Making Sense Of the DeSean Jackson Move

Eagles wide receiver DeSean Jackson (10) returns a punt return against the Detroit Lions during the fourth quarter of the Snow Bowl

The release sent out by the Eagles landed in reporters’ inboxes at 12:40 p.m. Friday and contained 25 words:

“After careful consideration over this offseason, the Philadelphia Eagles have decided to part ways with DeSean Jackson. The team informed him of his release today.”

So far, that is the only on-the-record explanation the team has provided for letting go of a 27-year-old wide receiver who caught 82 balls for 1,332 yards and nine touchdowns in 2013.

The decision to part ways with Jackson came 35 minutes after published a report about the wide receiver’s connection to Los Angeles-area gang members. The timing on the Eagles’ part was calculated. They became aware of the report two days earlier. They also knew that announcing Jackson’s release shortly after the report was published would soften the public backlash of getting rid of one of the team’s most productive offensive players.

But the truth is the team decided Jackson was more trouble than he was worth long before the report was published. The Eagles had been shopping him in hopes of getting something back. The problem? They didn’t field any attractive offers because of a number of factors working against them.

Word spread that the Eagles might cut Jackson, making teams reluctant to offer up any significant compensation. Throw in his salary, and even if teams were interested in the wide receiver’s talent, they were more likely to take their chances that he’d be available on the open market than give up draft picks.

After the owners’ meetings in Orlando last week, the Eagles appeared to be hitting the reset button on Jackson. Chip Kelly called the wide receiver to let him know where he stood. And the head coach spoke positively about Jackson’s work ethic and production in 2013. The plan seemed to be to create the impression that maybe the Eagles would hold on to Jackson. That would provide a six-week window before the draft in which they could field trade offers.

But knowing all along that releasing Jackson was a possibility, the report provided the team with an opportunity to get rid of him and have a built-in explanation publicly. The report would also make it even more difficult to convince teams to trade for him.

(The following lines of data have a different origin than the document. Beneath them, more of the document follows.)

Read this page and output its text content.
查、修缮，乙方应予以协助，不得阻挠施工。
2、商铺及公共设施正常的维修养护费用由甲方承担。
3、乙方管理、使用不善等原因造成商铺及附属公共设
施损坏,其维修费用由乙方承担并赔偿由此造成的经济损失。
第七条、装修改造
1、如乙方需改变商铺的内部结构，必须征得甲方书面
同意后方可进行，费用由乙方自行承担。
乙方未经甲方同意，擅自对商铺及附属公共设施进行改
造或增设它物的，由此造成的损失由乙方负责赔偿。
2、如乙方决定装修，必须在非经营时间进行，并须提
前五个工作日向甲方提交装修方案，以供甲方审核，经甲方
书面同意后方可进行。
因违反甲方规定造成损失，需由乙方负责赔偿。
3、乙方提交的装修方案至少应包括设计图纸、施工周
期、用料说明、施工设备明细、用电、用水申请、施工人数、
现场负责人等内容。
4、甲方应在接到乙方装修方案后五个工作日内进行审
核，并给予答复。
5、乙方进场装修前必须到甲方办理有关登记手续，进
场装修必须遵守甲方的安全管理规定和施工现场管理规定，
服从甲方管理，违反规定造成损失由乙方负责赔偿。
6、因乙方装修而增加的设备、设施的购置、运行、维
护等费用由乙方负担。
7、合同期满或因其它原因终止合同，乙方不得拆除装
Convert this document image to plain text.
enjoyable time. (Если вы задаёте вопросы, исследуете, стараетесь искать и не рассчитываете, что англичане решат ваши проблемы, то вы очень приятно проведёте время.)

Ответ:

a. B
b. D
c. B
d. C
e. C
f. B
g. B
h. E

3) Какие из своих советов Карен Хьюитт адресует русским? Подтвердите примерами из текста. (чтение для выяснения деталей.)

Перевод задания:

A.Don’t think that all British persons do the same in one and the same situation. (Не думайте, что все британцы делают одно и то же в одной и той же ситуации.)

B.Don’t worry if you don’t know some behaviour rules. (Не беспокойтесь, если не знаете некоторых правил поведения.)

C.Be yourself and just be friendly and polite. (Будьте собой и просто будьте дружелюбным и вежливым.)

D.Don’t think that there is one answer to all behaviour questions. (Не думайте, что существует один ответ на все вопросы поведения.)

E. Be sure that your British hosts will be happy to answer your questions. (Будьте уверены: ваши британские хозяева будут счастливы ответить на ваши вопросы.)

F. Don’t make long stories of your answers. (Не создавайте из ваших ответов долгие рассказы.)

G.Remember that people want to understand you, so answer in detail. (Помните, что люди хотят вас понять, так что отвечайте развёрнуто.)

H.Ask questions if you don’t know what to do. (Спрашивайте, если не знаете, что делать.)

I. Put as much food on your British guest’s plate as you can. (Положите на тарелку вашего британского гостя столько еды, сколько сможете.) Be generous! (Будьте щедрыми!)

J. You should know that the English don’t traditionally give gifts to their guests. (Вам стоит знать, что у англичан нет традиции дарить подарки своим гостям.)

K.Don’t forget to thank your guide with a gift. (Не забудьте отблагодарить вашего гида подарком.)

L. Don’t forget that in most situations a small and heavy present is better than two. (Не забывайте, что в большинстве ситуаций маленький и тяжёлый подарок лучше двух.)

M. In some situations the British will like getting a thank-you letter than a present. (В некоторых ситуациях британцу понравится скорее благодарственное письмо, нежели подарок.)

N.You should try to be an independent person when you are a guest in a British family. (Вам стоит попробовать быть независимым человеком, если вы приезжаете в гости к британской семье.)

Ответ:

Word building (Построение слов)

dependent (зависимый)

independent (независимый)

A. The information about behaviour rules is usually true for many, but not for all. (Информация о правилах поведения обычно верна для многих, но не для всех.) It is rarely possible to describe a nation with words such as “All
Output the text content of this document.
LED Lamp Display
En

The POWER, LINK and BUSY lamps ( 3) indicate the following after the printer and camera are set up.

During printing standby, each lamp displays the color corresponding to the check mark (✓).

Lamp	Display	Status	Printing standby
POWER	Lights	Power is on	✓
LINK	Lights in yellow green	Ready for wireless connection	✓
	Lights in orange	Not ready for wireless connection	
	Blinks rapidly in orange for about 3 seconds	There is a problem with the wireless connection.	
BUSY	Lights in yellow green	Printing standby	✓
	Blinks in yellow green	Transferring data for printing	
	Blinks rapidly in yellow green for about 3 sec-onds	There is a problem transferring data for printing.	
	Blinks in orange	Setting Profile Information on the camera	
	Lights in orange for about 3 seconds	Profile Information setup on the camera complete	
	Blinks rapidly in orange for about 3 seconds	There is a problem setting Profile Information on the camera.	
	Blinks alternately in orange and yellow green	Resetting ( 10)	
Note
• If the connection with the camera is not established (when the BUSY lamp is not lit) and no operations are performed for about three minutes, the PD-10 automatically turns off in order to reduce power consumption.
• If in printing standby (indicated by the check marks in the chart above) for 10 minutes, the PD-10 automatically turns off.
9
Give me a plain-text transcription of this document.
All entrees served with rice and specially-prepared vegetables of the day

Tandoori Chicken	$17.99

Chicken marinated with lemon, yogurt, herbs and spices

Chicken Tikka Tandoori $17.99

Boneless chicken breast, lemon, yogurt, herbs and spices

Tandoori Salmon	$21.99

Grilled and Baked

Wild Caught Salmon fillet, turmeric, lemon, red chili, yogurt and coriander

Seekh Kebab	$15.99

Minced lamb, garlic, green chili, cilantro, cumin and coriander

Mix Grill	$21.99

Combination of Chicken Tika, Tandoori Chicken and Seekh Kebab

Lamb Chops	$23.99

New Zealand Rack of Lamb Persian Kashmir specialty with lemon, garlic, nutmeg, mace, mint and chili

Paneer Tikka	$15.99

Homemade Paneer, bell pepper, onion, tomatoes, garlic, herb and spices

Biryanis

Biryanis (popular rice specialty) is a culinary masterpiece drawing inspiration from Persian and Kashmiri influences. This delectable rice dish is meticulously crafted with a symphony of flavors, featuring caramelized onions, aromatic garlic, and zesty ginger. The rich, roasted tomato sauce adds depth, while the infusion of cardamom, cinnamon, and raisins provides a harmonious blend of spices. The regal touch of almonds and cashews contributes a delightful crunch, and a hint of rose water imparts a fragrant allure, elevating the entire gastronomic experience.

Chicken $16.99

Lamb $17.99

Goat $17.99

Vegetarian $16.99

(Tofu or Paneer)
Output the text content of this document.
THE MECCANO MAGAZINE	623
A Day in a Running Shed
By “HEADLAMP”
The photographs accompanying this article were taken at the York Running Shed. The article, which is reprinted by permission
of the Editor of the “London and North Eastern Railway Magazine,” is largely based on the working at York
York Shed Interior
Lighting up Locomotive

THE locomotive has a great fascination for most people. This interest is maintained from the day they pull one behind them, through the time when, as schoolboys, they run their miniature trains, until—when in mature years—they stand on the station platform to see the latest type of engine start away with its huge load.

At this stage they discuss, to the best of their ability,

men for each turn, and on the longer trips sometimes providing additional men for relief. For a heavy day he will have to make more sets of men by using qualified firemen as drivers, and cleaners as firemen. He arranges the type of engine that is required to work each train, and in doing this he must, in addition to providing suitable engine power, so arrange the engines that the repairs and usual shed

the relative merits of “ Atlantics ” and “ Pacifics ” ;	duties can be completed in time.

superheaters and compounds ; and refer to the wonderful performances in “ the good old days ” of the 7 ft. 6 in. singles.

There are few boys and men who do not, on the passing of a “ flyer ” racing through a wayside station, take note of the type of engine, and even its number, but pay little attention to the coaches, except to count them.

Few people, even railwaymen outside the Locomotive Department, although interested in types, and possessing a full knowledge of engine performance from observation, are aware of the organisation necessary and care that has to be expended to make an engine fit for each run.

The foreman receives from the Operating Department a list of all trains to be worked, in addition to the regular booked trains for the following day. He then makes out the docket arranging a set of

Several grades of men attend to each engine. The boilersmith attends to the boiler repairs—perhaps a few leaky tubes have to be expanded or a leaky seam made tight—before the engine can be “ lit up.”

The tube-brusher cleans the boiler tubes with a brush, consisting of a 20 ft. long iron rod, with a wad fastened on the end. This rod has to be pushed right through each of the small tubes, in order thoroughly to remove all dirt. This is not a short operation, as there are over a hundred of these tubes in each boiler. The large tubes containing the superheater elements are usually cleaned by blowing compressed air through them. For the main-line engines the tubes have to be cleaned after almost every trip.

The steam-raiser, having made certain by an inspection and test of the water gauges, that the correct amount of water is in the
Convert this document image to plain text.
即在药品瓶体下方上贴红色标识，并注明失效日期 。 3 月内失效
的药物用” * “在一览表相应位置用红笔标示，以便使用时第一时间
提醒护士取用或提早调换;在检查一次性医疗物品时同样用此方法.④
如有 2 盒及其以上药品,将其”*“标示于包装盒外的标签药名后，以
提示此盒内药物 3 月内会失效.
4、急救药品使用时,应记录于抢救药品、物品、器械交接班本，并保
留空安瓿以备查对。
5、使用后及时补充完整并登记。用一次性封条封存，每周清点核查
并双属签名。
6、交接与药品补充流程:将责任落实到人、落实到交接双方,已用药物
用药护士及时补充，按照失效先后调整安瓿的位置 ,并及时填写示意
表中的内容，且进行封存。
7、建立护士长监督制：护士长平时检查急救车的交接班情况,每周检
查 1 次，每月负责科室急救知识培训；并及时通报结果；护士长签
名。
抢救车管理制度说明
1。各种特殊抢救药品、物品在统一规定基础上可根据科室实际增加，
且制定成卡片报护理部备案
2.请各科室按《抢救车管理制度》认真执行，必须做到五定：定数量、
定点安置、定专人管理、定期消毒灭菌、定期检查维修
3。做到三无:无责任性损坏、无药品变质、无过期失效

The question of why though is still addressed in vague terms. Kelly, Howie Roseman and Jeffrey Lurie have decided not to address the situation at all. Behind the scenes, we hear explanations that Jackson was a bad fit in the locker room and didn’t fit the culture the team is trying to establish. Yet he was not disciplined for any missteps last year and played all 16 games for Kelly. Meanwhile, the team handed out a sizable contract to Riley Cooper, whose fit in the locker room could reasonably be questioned.

Then there’s the report, but it’s important to consider the timeline and the bigger picture. The LAPD detective interviewed in the article said he called Jackson about investigations in 2011 and 2012. In other words, if this was a major concern, the Eagles would have let him go prior to Friday. They would have let him go prior to last season. Jackson was never a suspect in the investigations, and police told the reporters that they had no hard evidence Jackson was a member of a gang.

No one is out to make the wide receiver a saint. But in the NFL, it comes down to weighing the negatives with the positives, the risk vs. reward. And in the end, that comes down to the head coach. When the Eagles hired Kelly, they handed him the keys. He has final say on the 53-man roster, and when it comes to significant decisions on who is going be in his locker room, nothing gets done without Kelly’s stamp of approval.

Kelly has stressed all along that it’s a personnel-based league. Yet there is a feeling among players that his system can compensate for shortcomings.

“I don’t think there’s one person that’s irreplaceable,” said veteran guard Todd Herremans earlier this week. “…The fact is what they’re trying to do here is create a system to where you don’t have to rely on just the players and who they are. You can just plug guys into the system and have success from there for many years to come.

“I think for people to actually get that, we would have to lose one of those special players and then still have success. I don’t think people would really understand that until it happens. But I know that as a coach that’s kind of the system that you want. That’s the equation that you want. You want to be able to just plug guys into your system and not worry about your players wanting to stay, wanting to leave, wanting more money or anything like that. That gives you a little bit of flexibility if your system is the reason for winning.”

With Jeremy Maclin coming off ACL surgery and Cooper facing more attention from defenses, it’s a dangerous gamble to take. But it’s Kelly’s gamble. If Eagles wide receivers can’t get open downfield next year and the big-play passing attack that was so integral to the team’s success in 2013 is absent, his decision on Jackson will be criticized. And rightfully so. If he finds ways to compensate for Jackson’s loss and has success in his second year, Kelly will be praised.

Chemistry is important, but so is talent.

Looking ahead, the market for Jackson’s services will tell us a lot about the Eagles’ decision. Interested organizations will do their homework into everything: the report, Jackson’s demeanor in the locker room, etc. They’ll decide whether his on-the-field production is worth the headaches.

Chances are another head coach will decide he can work with Jackson. Kelly made the determination that he could not.

In the end, he’ll be the one accepting the praise or dealing with the consequences.